The synthesis of oligonucleotides requires the use of highly reactive chemicals including oxidizing reagents, strong acids, and after synthesis, a strong base. In addition to building the oligonucleotide, these reagents unfortunately also give rise to some side reactions, a few of which will be mentioned below.
Depurination during oligonucleotide synthesis is one problem caused by the acidic conditions used to remove the 5'-DMT group of the growing oligonucleotide. Depurination of N-benzoyl-Adenine from deoxyAdenosine derivatives is the major problem; with depurination of N-isobutyryl-Guanine from deoxyGuanosine derivatives at 10-fold lesser risk. 3' located purines in the oligonucleotide sequence are at a greater risk with a supportbound dABz group being especially labile because 5' located purines are more sensitive to the acid than internally located purines flanked by nucleotides. Furthermore, purines located in the 3' end of the oligonucleotide sequence are subject to more rounds of acid treatment. Oligonucleotides will undergo strand break at depurinated riboses during basic removal of protective groups.

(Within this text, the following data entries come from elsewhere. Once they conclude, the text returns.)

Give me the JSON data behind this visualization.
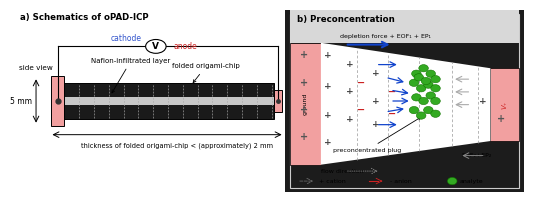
{
  "title_a": "a) Schematics of oPAD-ICP",
  "title_b": "b) Preconcentration",
  "bg_color": "#ffffff",
  "panel_a": {
    "chip_color": "#1a1a1a",
    "pink_color": "#f2a0a0",
    "cathode_color": "#3355cc",
    "anode_color": "#cc2222",
    "side_view": "side view",
    "label_nafion": "Nafion-infiltrated layer",
    "label_chip": "folded origami-chip",
    "label_5mm": "5 mm",
    "label_thickness": "thickness of folded origami-chip < (approximately) 2 mm",
    "cathode_text": "cathode",
    "anode_text": "anode"
  },
  "panel_b": {
    "dark_bg": "#1c1c1c",
    "pink_color": "#f2a0a0",
    "blue_arrow_color": "#1144cc",
    "green_analyte": "#33aa22",
    "red_anion": "#cc2222",
    "depletion_label": "depletion force + EOF₁ + EP₁",
    "preconc_label": "preconcentrated plug",
    "eof_label": "EOF₂+EP₂",
    "flow_label": "flow direction",
    "ground_label": "ground",
    "v_label": "V₊",
    "cation_label": "+ cation",
    "anion_label": "- anion",
    "analyte_label": "analyte"
  }
}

Another problem is modification of N-2-isobutyryl-deoxyGuanosine to 2-6-diaminopurinedeoxynucleoside during addition, oxidation and capping. 2-6-DAP is an analogue of deoxyAdenosine and will give rise to dG to dA transitions.
Use of Oligonucleotides
Please be informed that we cannot guarantee that an oligonucleotide will always perform according to the user's intentions in biological experiments. Due to the synthesis chemistry, a crude oligonucleotide preparation is a mixture of oligonucleotides. This mixture contains the full length correct sequence oligonucleotide, different amounts of short species of correct partial sequence and also a fraction of oligonucleotides containing point mutations. Also, DNA polymerases in vitro and in vivo may give rise to mutations during polymerization. Therefore, positive clones should always be sequenced before further use. Furthermore, we have seen that some DNA sequences for some reason may be poisonous and, as such, incompatible with any given host.
However, we do guarantee that the oligonucleotide synthesis has the specified sequence, etc., as stated on the accompanying Certificate of Analysis.